Tron mendapatkan hampir semua idenya dari Ethereum. Mulai dari perangkat lunak utama serta protokol inti hingga perangkat pendukung yang disediakan pihak ketiga seperti Infura dan Truffle yang amat ternama di kalangan para pengembang aplikasi decentralized applications (dApps) berbasis Ethereum. Harapannya adalah seamless migration dari Ethereum ke Tron yang ditargetkan oleh Justin untuk aplikasi-aplikasi Ethereum yang sudah mapan.

Janji Justin untuk meningkatkan kapasitas ekonomi Tron dilakukan dengan membuang segala bentuk penambangan. Dalam Ethereum, keamanan informasi yang disimpan di dalam blok-blok baru amat bergantung pada kekuatan komputasi yang dikerahkan oleh para penambang. Para penambang ini menggunakan perangkat kartu grafis ekstra mahal untuk mendapatkan performa optimal. Meskipun kegiatan penambangan Ethereum memberikan keuntungan berlipat kepada produsen kartu grafis, seperti NVIDIA dan AMD, Justin tidak tertarik untuk melakukan hal yang sama.

Alih-alih ia langsung menerapkan sistem Proof-of-Stake dengan delegasi stake atau vote kepada kelompok dewan perwakilan rakyat Tron, yang bernama resmi Super Representative (SR) yang berjumlah 27. Meskipun Justin merupakan pendiri sekaligus CEO Tron, ia tidak berniat menguasai sistem seperti halnya yang dilakukan oleh Raja Vitalik di dalam Ethereum.  Semua pemilik token Tronix (TRX) dapat berpartisipasi dalam sistem demokrasi Tron dengan menggadaikan TRX mereka untuk jangka waktu tertentu, yang akan digantikan dengan vote dengan jumlah yang sama dengan jumlah TRX yang tergadai. Vote ini dapat diberikan kepada lebih dari satu SR, sesuai dengan yang diinginkan.

SR sebagai perwakilan pemilik TRX

SR yang mendapatkan vote akan menggunakan “kedaulatan rakyat” ini untuk melakukan staking dan menciptakan blok-blok baru sekaligus mendapatkan keuntungan berupa TRX yang diberikan oleh sistem Tron. Uniknya, SR akan menjanjikan sejumlah persentase keuntungan yang didapatkan dari kegiatan staking kepada para pemilik vote. Tidak semua SR memberikan persentase yang sama, meskipun rata-rata mereka mengalokasikan 80 persen keuntungan bagi pemilik vote. Namun ada satu SR yang menjanjikan keuntungan 105 persen kepada para pemilik vote, yakni Bitguild yang saat ini bertengger di posisi kedua di daftar SR dengan vote terbanyak, di bawah Sesameseed.

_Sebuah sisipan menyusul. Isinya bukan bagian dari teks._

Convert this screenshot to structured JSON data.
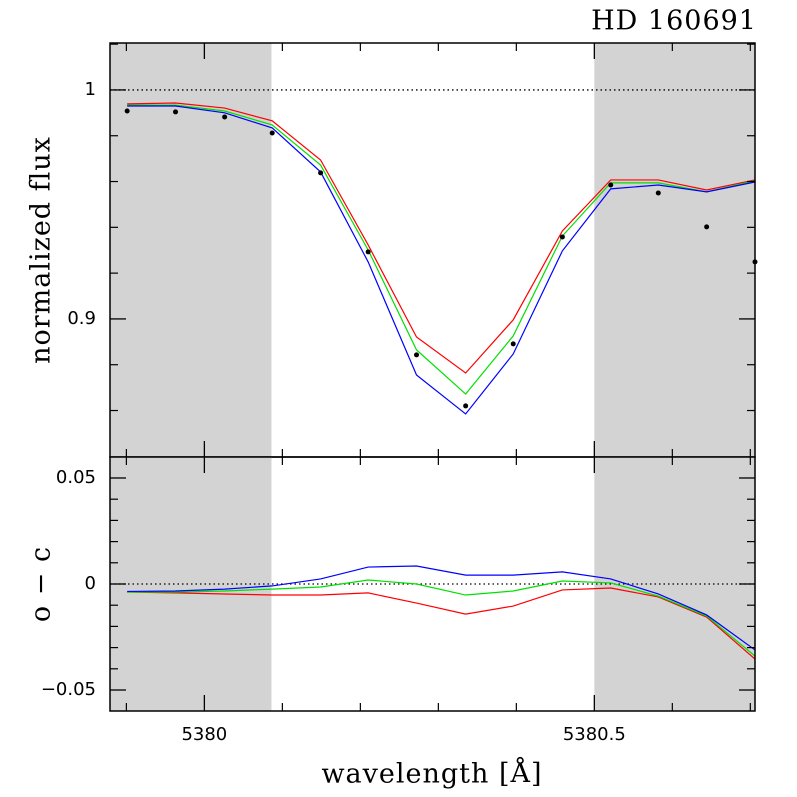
{
  "chart_data": [
    {
      "type": "line",
      "title": "HD 160691",
      "ylabel": "normalized flux",
      "x": [
        5379.901,
        5379.963,
        5380.026,
        5380.087,
        5380.149,
        5380.21,
        5380.272,
        5380.335,
        5380.396,
        5380.459,
        5380.521,
        5380.582,
        5380.644,
        5380.706
      ],
      "series": [
        {
          "color": "#ff0000",
          "values": [
            0.9939,
            0.9943,
            0.9921,
            0.9865,
            0.9694,
            0.9323,
            0.8921,
            0.8764,
            0.8996,
            0.9384,
            0.9607,
            0.9607,
            0.9563,
            0.9607
          ]
        },
        {
          "color": "#00e000",
          "values": [
            0.9934,
            0.9934,
            0.9908,
            0.9847,
            0.9672,
            0.9301,
            0.8865,
            0.8672,
            0.8926,
            0.9362,
            0.9594,
            0.9594,
            0.9555,
            0.9603
          ]
        },
        {
          "color": "#0000ff",
          "values": [
            0.993,
            0.993,
            0.99,
            0.9834,
            0.9642,
            0.9249,
            0.8755,
            0.8585,
            0.8847,
            0.9297,
            0.9568,
            0.9585,
            0.9555,
            0.9598
          ]
        },
        {
          "type": "scatter",
          "color": "#000000",
          "values": [
            0.9908,
            0.9904,
            0.9882,
            0.9812,
            0.9638,
            0.9293,
            0.8843,
            0.862,
            0.8891,
            0.9358,
            0.9585,
            0.955,
            0.9402,
            0.9249
          ]
        }
      ],
      "xlim": [
        5379.879,
        5380.706
      ],
      "ylim": [
        0.8397,
        1.0205
      ],
      "yticks": [
        0.9,
        1
      ],
      "yminor": [
        0.86,
        0.88,
        0.92,
        0.94,
        0.96,
        0.98,
        1.02
      ],
      "xminor": [
        5379.9,
        5380.1,
        5380.2,
        5380.3,
        5380.4,
        5380.6,
        5380.7
      ],
      "xticks": [
        5380,
        5380.5
      ],
      "hline": 1,
      "shaded": [
        [
          5379.879,
          5380.086
        ],
        [
          5380.5,
          5380.706
        ]
      ],
      "shade_color": "#d3d3d3"
    },
    {
      "type": "line",
      "ylabel": "o − c",
      "xlabel": "wavelength [Å]",
      "x": [
        5379.901,
        5379.963,
        5380.026,
        5380.087,
        5380.149,
        5380.21,
        5380.272,
        5380.335,
        5380.396,
        5380.459,
        5380.521,
        5380.582,
        5380.644,
        5380.706
      ],
      "series": [
        {
          "color": "#ff0000",
          "values": [
            -0.0038,
            -0.0042,
            -0.0047,
            -0.0052,
            -0.0052,
            -0.0042,
            -0.009,
            -0.0142,
            -0.0104,
            -0.0028,
            -0.0019,
            -0.0061,
            -0.0156,
            -0.0354
          ]
        },
        {
          "color": "#00e000",
          "values": [
            -0.0038,
            -0.0038,
            -0.0033,
            -0.0024,
            -0.0014,
            0.0019,
            0,
            -0.0052,
            -0.0033,
            0.0014,
            0.0005,
            -0.0057,
            -0.0151,
            -0.034
          ]
        },
        {
          "color": "#0000ff",
          "values": [
            -0.0035,
            -0.0033,
            -0.0024,
            -0.0009,
            0.0024,
            0.008,
            0.0085,
            0.0042,
            0.0042,
            0.0057,
            0.0024,
            -0.0047,
            -0.0146,
            -0.0311
          ]
        }
      ],
      "xlim": [
        5379.879,
        5380.706
      ],
      "ylim": [
        -0.0599,
        0.0599
      ],
      "xticks": [
        5380,
        5380.5
      ],
      "xminor": [
        5379.9,
        5380.1,
        5380.2,
        5380.3,
        5380.4,
        5380.6,
        5380.7
      ],
      "yticks": [
        {
          "value": -0.05,
          "label": "−0.05"
        },
        0,
        0.05
      ],
      "yminor": [
        -0.04,
        -0.03,
        -0.02,
        -0.01,
        0.01,
        0.02,
        0.03,
        0.04
      ],
      "hline": 0,
      "shaded": [
        [
          5379.879,
          5380.086
        ],
        [
          5380.5,
          5380.706
        ]
      ],
      "shade_color": "#d3d3d3"
    }
  ]
}
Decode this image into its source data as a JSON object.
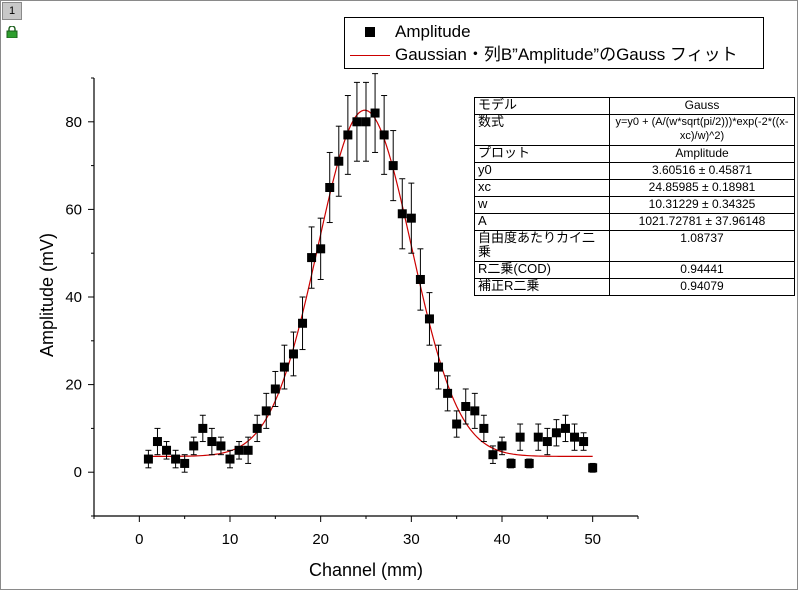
{
  "window": {
    "layer_tab": "1"
  },
  "legend": {
    "scatter_label": "Amplitude",
    "fit_label": "Gaussian・列B”Amplitude”のGauss フィット"
  },
  "fit_table": [
    {
      "key": "モデル",
      "value": "Gauss"
    },
    {
      "key": "数式",
      "value": "y=y0 + (A/(w*sqrt(pi/2)))*exp(-2*((x-xc)/w)^2)"
    },
    {
      "key": "プロット",
      "value": "Amplitude"
    },
    {
      "key": "y0",
      "value": "3.60516 ± 0.45871"
    },
    {
      "key": "xc",
      "value": "24.85985 ± 0.18981"
    },
    {
      "key": "w",
      "value": "10.31229 ± 0.34325"
    },
    {
      "key": "A",
      "value": "1021.72781 ± 37.96148"
    },
    {
      "key": "自由度あたりカイ二乗",
      "value": "1.08737"
    },
    {
      "key": "R二乗(COD)",
      "value": "0.94441"
    },
    {
      "key": "補正R二乗",
      "value": "0.94079"
    }
  ],
  "colors": {
    "fit_line": "#cc0000",
    "points": "#000000"
  },
  "chart_data": {
    "type": "scatter",
    "xlabel": "Channel (mm)",
    "ylabel": "Amplitude (mV)",
    "xlim": [
      -5,
      55
    ],
    "ylim": [
      -10,
      90
    ],
    "xticks": [
      0,
      10,
      20,
      30,
      40,
      50
    ],
    "yticks": [
      0,
      20,
      40,
      60,
      80
    ],
    "series": [
      {
        "name": "Amplitude",
        "type": "scatter",
        "x": [
          1,
          2,
          3,
          4,
          5,
          6,
          7,
          8,
          9,
          10,
          11,
          12,
          13,
          14,
          15,
          16,
          17,
          18,
          19,
          20,
          21,
          22,
          23,
          24,
          25,
          26,
          27,
          28,
          29,
          30,
          31,
          32,
          33,
          34,
          35,
          36,
          37,
          38,
          39,
          40,
          41,
          42,
          43,
          44,
          45,
          46,
          47,
          48,
          49,
          50
        ],
        "y": [
          3,
          7,
          5,
          3,
          2,
          6,
          10,
          7,
          6,
          3,
          5,
          5,
          10,
          14,
          19,
          24,
          27,
          34,
          49,
          51,
          65,
          71,
          77,
          80,
          80,
          82,
          77,
          70,
          59,
          58,
          44,
          35,
          24,
          18,
          11,
          15,
          14,
          10,
          4,
          6,
          2,
          8,
          2,
          8,
          7,
          9,
          10,
          8,
          7,
          1
        ],
        "error": [
          2,
          3,
          2,
          2,
          2,
          2,
          3,
          3,
          2,
          2,
          2,
          3,
          3,
          4,
          4,
          5,
          5,
          6,
          7,
          7,
          8,
          8,
          9,
          9,
          9,
          9,
          9,
          8,
          8,
          8,
          7,
          6,
          5,
          4,
          3,
          4,
          4,
          3,
          2,
          2,
          1,
          3,
          1,
          3,
          3,
          3,
          3,
          3,
          2,
          1
        ]
      },
      {
        "name": "Gaussian・列B”Amplitude”のGauss フィット",
        "type": "line",
        "model": {
          "y0": 3.60516,
          "xc": 24.85985,
          "w": 10.31229,
          "A": 1021.72781
        },
        "x_range": [
          1,
          50
        ]
      }
    ]
  }
}
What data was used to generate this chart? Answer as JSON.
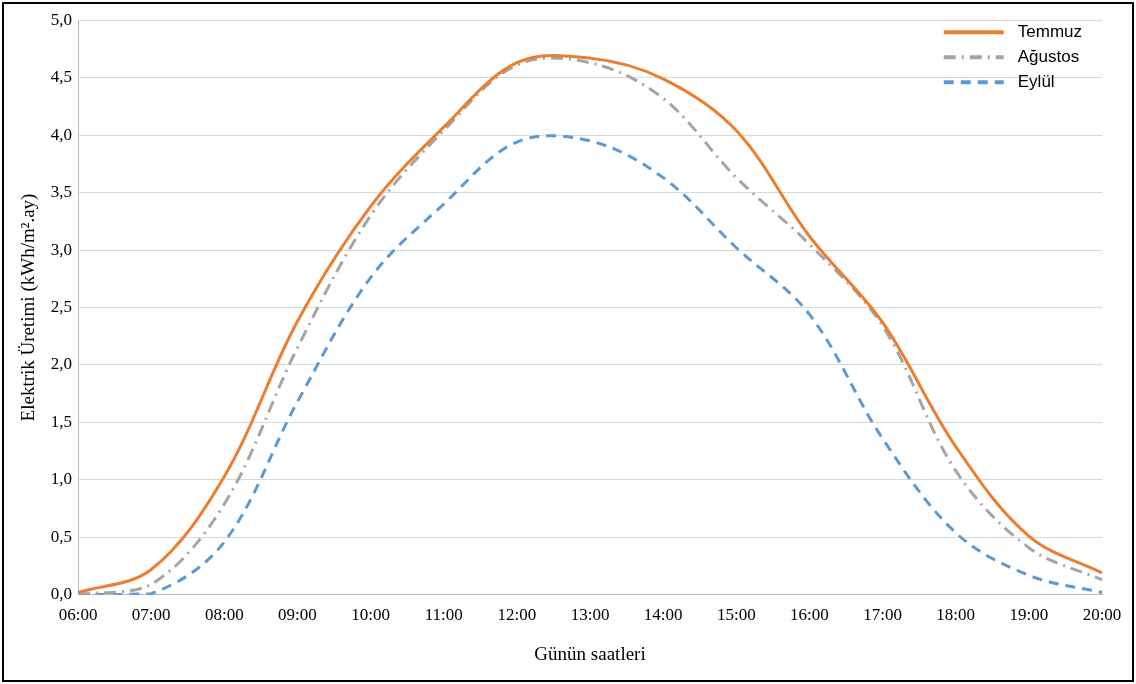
{
  "chart_data": {
    "type": "line",
    "xlabel": "Günün saatleri",
    "ylabel": "Elektrik Üretimi (kWh/m².ay)",
    "categories": [
      "06:00",
      "07:00",
      "08:00",
      "09:00",
      "10:00",
      "11:00",
      "12:00",
      "13:00",
      "14:00",
      "15:00",
      "16:00",
      "17:00",
      "18:00",
      "19:00",
      "20:00"
    ],
    "series": [
      {
        "name": "Temmuz",
        "color": "#ed7d31",
        "line_style": "solid",
        "values": [
          0.02,
          0.22,
          1.03,
          2.38,
          3.38,
          4.07,
          4.63,
          4.67,
          4.49,
          4.04,
          3.12,
          2.37,
          1.29,
          0.51,
          0.19
        ]
      },
      {
        "name": "Ağustos",
        "color": "#a5a5a5",
        "line_style": "dashdot",
        "values": [
          0.0,
          0.09,
          0.79,
          2.15,
          3.3,
          4.04,
          4.61,
          4.63,
          4.32,
          3.63,
          3.05,
          2.34,
          1.08,
          0.41,
          0.13
        ]
      },
      {
        "name": "Eylül",
        "color": "#5b9bd5",
        "line_style": "dashed",
        "values": [
          0.0,
          0.01,
          0.46,
          1.68,
          2.76,
          3.4,
          3.94,
          3.95,
          3.63,
          3.02,
          2.44,
          1.36,
          0.54,
          0.17,
          0.02
        ]
      }
    ],
    "ylim": [
      0,
      5
    ],
    "yticks": [
      {
        "value": 0,
        "label": "0,0"
      },
      {
        "value": 0.5,
        "label": "0,5"
      },
      {
        "value": 1,
        "label": "1,0"
      },
      {
        "value": 1.5,
        "label": "1,5"
      },
      {
        "value": 2,
        "label": "2,0"
      },
      {
        "value": 2.5,
        "label": "2,5"
      },
      {
        "value": 3,
        "label": "3,0"
      },
      {
        "value": 3.5,
        "label": "3,5"
      },
      {
        "value": 4,
        "label": "4,0"
      },
      {
        "value": 4.5,
        "label": "4,5"
      },
      {
        "value": 5,
        "label": "5,0"
      }
    ],
    "grid": "y",
    "legend": "top right",
    "marker": "none"
  }
}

Seperti halnya para penambang di ekosistem Ethereum maupun Bitcoin, SR merupakan tulang punggung protokol Tron. SR diwajibkan untuk menyediakan perangkat komputasi yang berkapasitas besar, di antaranya 64 GB RAM dan ratusan TB media penyimpanan, termasuk juga koneksi Internet yang berkapasitas 100 MBps. Tidak heran, untuk menjadi SR syaratnya tidak mudah. Selain mengajukan aplikasi sebagai SR, perangkat keras tersebut juga mesti disediakan.

Bagi siapapun yang hendak menjadi SR, tentunya masih ada peluang. Di dalam sistem demokrasi Tron terdapat kelompok yang disebut SR candidates, atau para kandidat SR. Mereka ini merupakan individu maupun kelompok yang telah mendaftar diri sebagai SR, namun tidak memiliki cukup vote untuk berada di jajaran elit 27 SR utama.

Voting untuk semua hal

Salah satu hal paling menonjol dalam manajemen ekosistem Tron adalah adanya voting platform untuk semua kebijakan yang akan diambil. Model ini sama sekali berbeda jika dibandingkan dengan Ethereum yang diisi oleh para elit software developer yang mengambil keputusan tentang apapun untuk semua pemilik Ether.

Sistem voting yang ada pada Tron memperbolehkan setiap SR untuk mengajukan proposal, misalnya untuk mengubah sistem yang sekarang ada pada Tron. Salah satu voting paling baru dan krusial dalam sistem Tron adalah diperbolehkannya nama token TRC10 yang sama untuk dipergunakan oleh pihak-pihak yang berbeda. Dengan demikian, nama token akan disebut berbarengan dengan akun pembuat token.

Tentunya, tidak semua voting akan disetujui. Dibutuhkan mayoritas suara untuk mewujudkan proposal yang diajukan. Jika proposal tersebut disetujui oleh mayoritas SR, maka tentu saja proposal tersebut akan mulai diterapkan segera setelah sistem Tron siap.

SR dan Sistem “Pajak” Rendah

Dengan adanya SR yang menyediakan simpul utama yang menjalankan seluruh komponen Tron, maka sistem Tron menjadi lebih efisien dan murah. Oleh karena itu, setiap akun Tron diberi kebebasan untuk melakukan setidaknya 20 transaksi gratis tanpa ongkos setiap hari. Bilamana jatah gratis tersebut habis, maka pengguna mesti membayar sejumlah kecil ongkos transaksi atau menunda transaksi keesokan harinya, di mana akan ada lagi jatah 20 transaksi gratis untuk dipergunakan.

Mengkritisi SR

Memang, tidak ada sistem yang sempurna di dunia ini. SR yang mewakili para staker dalam Tron pun berpotensi untuk menciptakan sebuah budaya tertutup, di mana SR pemegang mayoritas suara akan terus menerus menggerus SR-SR yang lain dan menjadi dominan di dalam model konsensus Tron.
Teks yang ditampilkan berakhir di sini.